Pharmacovigilance[modifier | modifier le code]

Elle permet d'évaluer et de surveiller les effets indésirables dus à l'action d'un médicament et d'enregistrer ces effets grâce à l'ANSM (Agence Nationale de Sécurité du Médicament). Le Préviscan a été enregistré dans cette agence car il y a eu plusieurs signalements de confusion entre lui et d'autres médicaments en comprimé dus à la similitude de la forme galénique (voir ci-dessous).

Le laboratoire Merck-Serono en accord avec l'ANSM a mis en place un nouveau conditionnement du Préviscan en plaquettes prédécoupées permettant l'identification de chaque comprimé.

Il est tout de même recommandé de lire attentivement l'étiquetage du médicament avant sa prise pour éviter tout automatisme lié à la forme du comprimé[6].

Précautions particulières et interactions médicamenteuses[modifier | modifier le code]

Précautions[7][modifier | modifier le code]

  • AVK et grossesse

Les AVK font courir au fœtus un risque tératogène et un risque hémorragique et sont donc formellement contrindiquées. L'allaitement doit être évité lors d'un traitement par AVK

  • Résistance aux AVK

Il faut vérifier plusieurs points. Le patient doit bien prendre son traitement. L'absence d'interactions médicamenteuses. Une erreur de dosage par le laboratoire. Se renseigner sur les habitudes alimentaires du malade car les aliments riches en vitamine K1 peuvent limiter l'effet des AVK (comme le chou, la choucroute, les abats, les avocats...)

Interactions[modifier | modifier le code]

Tout médicament est susceptible d'interagir avec l'AVK.

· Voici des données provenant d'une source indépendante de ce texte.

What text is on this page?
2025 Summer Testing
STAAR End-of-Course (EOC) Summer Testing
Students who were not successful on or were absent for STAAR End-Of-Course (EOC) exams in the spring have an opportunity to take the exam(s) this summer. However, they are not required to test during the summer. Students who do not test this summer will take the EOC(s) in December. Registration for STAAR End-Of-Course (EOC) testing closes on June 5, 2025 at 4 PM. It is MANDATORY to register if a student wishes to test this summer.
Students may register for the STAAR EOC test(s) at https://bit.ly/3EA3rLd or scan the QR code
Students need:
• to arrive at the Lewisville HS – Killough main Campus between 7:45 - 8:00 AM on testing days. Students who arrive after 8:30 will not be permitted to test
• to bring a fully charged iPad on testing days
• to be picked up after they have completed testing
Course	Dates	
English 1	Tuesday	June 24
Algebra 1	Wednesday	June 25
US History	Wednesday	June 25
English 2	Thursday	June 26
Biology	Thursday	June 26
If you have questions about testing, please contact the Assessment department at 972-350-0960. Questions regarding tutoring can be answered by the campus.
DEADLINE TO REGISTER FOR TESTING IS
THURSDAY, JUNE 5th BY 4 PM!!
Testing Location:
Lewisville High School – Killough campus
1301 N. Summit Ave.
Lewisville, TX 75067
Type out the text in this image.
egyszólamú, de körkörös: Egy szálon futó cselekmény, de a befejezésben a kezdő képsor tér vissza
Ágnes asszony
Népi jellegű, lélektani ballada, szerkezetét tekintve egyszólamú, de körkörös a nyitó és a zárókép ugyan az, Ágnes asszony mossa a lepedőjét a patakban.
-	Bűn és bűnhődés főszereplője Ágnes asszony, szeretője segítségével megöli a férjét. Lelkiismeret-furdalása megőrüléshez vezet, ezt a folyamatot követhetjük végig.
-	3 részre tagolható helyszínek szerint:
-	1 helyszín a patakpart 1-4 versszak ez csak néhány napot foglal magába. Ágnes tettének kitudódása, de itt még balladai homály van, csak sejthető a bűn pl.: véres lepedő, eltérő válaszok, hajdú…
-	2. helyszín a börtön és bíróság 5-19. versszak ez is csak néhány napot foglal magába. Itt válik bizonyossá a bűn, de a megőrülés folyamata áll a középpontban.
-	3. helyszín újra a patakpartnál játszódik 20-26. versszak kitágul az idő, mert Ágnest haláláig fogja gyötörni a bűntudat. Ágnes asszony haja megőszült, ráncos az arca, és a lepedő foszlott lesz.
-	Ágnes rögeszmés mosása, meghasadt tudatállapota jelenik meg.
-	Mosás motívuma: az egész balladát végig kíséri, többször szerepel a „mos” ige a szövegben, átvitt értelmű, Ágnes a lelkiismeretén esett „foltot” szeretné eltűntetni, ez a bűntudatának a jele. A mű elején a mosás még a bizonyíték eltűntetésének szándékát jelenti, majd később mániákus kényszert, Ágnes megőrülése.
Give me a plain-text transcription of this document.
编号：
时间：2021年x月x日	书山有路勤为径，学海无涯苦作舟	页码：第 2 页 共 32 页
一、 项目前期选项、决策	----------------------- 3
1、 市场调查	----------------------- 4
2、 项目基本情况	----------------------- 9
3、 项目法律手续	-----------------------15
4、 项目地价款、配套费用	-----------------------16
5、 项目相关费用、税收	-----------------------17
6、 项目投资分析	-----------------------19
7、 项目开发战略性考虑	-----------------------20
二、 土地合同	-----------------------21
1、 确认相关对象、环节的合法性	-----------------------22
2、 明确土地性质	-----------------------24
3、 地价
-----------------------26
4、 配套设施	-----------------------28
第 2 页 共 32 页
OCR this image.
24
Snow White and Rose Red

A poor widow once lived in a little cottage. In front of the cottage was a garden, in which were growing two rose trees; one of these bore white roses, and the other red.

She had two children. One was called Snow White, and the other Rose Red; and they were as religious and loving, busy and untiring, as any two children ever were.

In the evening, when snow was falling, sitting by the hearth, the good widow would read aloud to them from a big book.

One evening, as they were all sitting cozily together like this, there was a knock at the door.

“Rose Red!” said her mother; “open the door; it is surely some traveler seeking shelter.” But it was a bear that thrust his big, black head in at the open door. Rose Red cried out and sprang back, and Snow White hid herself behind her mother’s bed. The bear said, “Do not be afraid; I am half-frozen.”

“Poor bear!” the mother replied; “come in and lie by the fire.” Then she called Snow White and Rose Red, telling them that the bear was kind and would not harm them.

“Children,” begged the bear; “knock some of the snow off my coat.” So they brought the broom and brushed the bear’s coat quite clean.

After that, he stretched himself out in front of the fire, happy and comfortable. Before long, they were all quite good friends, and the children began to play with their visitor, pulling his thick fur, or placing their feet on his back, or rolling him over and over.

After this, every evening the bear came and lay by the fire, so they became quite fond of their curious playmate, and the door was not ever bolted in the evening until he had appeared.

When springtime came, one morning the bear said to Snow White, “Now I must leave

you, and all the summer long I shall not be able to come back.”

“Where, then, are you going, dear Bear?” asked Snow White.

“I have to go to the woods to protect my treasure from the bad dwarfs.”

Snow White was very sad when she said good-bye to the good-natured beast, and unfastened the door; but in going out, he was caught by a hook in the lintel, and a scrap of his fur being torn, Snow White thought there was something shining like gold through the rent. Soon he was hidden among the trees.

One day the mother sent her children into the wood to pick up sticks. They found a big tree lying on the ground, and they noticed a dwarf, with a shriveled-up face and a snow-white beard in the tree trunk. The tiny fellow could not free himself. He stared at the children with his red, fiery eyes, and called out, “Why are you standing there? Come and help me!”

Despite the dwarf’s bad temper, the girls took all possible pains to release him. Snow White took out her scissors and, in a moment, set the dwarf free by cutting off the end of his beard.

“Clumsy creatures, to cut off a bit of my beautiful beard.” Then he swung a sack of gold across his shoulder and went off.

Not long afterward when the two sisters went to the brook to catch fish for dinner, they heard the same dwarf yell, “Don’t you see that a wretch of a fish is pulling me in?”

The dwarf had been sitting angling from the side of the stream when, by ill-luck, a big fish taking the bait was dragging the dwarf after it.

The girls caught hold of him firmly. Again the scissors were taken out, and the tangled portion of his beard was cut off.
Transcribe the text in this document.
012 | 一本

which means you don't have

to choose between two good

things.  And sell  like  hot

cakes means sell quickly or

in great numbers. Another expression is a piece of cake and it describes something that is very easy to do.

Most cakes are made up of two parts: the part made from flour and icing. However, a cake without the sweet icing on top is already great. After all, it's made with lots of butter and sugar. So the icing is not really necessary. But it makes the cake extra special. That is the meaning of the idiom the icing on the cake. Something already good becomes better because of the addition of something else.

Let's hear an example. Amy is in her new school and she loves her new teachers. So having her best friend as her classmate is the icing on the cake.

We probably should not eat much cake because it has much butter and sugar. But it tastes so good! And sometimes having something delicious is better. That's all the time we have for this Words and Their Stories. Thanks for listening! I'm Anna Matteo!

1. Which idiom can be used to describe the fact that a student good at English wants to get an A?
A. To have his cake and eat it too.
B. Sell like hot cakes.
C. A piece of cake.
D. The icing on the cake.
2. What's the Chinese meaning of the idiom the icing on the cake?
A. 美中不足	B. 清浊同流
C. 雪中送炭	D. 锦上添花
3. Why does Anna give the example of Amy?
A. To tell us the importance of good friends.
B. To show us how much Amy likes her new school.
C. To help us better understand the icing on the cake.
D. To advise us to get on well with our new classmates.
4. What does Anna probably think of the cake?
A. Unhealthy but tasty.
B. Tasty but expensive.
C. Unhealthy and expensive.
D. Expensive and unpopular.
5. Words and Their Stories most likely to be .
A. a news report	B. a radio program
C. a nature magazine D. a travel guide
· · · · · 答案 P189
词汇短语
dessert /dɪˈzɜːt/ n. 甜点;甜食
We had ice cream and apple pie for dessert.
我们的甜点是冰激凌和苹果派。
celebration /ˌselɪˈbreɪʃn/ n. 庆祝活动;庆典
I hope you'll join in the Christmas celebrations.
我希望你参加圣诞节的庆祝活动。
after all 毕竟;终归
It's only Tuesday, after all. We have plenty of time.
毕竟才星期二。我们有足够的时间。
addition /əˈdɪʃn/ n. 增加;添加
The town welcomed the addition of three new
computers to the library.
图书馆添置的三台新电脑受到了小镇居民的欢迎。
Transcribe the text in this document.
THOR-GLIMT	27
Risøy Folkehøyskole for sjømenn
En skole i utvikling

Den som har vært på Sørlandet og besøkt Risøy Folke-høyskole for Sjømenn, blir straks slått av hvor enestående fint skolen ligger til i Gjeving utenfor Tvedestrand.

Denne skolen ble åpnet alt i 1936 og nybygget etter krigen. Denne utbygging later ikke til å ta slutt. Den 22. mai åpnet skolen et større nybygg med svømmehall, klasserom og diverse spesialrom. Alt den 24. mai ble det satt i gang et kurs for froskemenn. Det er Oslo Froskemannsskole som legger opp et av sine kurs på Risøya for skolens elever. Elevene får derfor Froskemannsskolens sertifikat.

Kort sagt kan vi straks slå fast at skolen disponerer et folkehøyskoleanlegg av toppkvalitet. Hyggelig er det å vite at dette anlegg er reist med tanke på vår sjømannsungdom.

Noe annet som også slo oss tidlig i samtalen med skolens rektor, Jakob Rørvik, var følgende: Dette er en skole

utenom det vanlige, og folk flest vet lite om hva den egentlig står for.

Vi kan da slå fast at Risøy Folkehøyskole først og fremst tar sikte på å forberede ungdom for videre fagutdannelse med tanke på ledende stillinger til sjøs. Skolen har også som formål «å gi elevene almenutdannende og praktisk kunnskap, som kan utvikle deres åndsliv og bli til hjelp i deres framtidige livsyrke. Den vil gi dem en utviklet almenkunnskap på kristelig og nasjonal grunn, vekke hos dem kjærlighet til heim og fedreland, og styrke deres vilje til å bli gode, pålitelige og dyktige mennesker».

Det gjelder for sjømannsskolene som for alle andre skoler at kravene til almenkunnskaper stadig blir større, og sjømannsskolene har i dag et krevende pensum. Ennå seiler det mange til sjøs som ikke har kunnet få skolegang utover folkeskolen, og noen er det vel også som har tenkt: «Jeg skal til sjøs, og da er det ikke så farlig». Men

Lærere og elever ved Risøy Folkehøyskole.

  • Augmenter l'effet = risque hémorragique (acide acétylsalicylique, phénylbutazone, anticancéreux....).
  • Diminuer l'effet = risque de formation d'un thrombus, inefficacité.

Les effets indésirables de la fluindione sont très nombreux. Les principaux sont d'ordre vasculaire avec des hémorragies plus ou moins graves, notamment chez les personnes âgées (hémorragies cérébrales, de l'abdomen, du nez, des gencives...). De plus, la fluindione peut entraîner des réactions allergiques importantes telles que des œdèmes de Quincke, de l'urticaire, de l'eczéma ou des démangeaisons. Par ailleurs, on observe parfois des insuffisances rénales, une hépatite et des difficultés à respirer. Des atteintes digestives ont été également observées (diarrhées...). Les troubles cutanés tels qu'une alopécie (perte des cheveux, calvitie) ou une nécrose de la peau localisée existent mais sont exceptionnellement constatés. Plus rares encore, des arthralgies (douleurs des articulations) peuvent être déclenchées par la fluindione.

Développement, fabrication et marché de la fluindione[modifier | modifier le code]

Pour pouvoir commercialiser un médicament que l'on a fabriqué en industrie, il faut être titulaire d'une AMM (Autorisation de Mise sur le Marché). Pour le laboratoire qui fabrique, il doit présenter un rapport auprès des autorités concernées. L'AMM est délivrée par les agences du médicament comme l'ANSM en France.

En France, c’est la fluindione qui remporte la majorité du marché des AVK. Elle représente 80 % des prescriptions d’AVK alors que la warfarine est prescrite chez moins de 5 % des patients français sous AVK. La warfarine est cependant l’AVK le plus prescrit à travers le monde, en particulier dans les pays anglo-saxons.